Ken Gahagan is the Director of Research and Development for Enterprise Computing Management. Ken is a veteran at SAS, celebrating 19 years this year.

2 Comments

  1. Hi Ken,

    I am curious to understand the 3rd question here. Is there an expectation to have CAS from SAS Viya in place of LSF in SAS GRID?
    Can you please explain more on this?

    • Ken Gahagan

      Hi Shriram,

      Thank you for your question. CAS does not replace SAS Grid Manager generally nor does CAS replace LSF specifically. Our plan is to make SAS Grid Manager available on the Viya architecture. Where SAS Grid Manager leverages the SAS Metadata Server and mid-tier services in SAS 9 it will leverage microservices on the Viya architecture.

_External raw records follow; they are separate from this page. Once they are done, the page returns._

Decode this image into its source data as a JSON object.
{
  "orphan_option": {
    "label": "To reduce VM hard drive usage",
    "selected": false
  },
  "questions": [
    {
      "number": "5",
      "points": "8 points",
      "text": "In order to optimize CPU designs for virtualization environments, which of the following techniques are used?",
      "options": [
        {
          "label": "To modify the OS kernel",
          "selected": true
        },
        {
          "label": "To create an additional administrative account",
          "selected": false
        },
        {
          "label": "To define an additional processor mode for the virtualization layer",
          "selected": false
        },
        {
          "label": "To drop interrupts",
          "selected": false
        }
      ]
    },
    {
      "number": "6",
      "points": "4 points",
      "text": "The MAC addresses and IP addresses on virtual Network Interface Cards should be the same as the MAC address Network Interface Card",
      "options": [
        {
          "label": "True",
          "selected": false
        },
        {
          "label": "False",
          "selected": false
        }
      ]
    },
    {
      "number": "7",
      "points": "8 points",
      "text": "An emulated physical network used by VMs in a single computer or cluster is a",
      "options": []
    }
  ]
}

      SAS Viya has multiple compute engines:
      - CAS
      - Traditional SAS (referred to as the SAS Programming and Run-Time Engine)
      - The SAS Event Stream Processor
      - In-Database engines

      As a server and compute engine CAS offers some prioritization of resource utilization between different user groups but it does not provide workload management.

      As SAS 9 customers move more functionality to Viya based SAS products it is reasonable that they expect that traditional SAS jobs and batch flows would continue to function - including the ability to launch work on the least busy node in the environment; The ability to prioritize work and target compute resources via queues; The ability to monitor and restart services; etc. Bringing SAS Grid Manager to Viya will provide all of these capabilities and will enhance Viya based SAS offerings to include some of these features that are not currently available.

      SAS introduced our own grid provider (SAS Workload Orchestrator) in SAS 9.4m6. SAS Workload Orchestrator will be a functional alternative to LSF for Viya based deployments as well.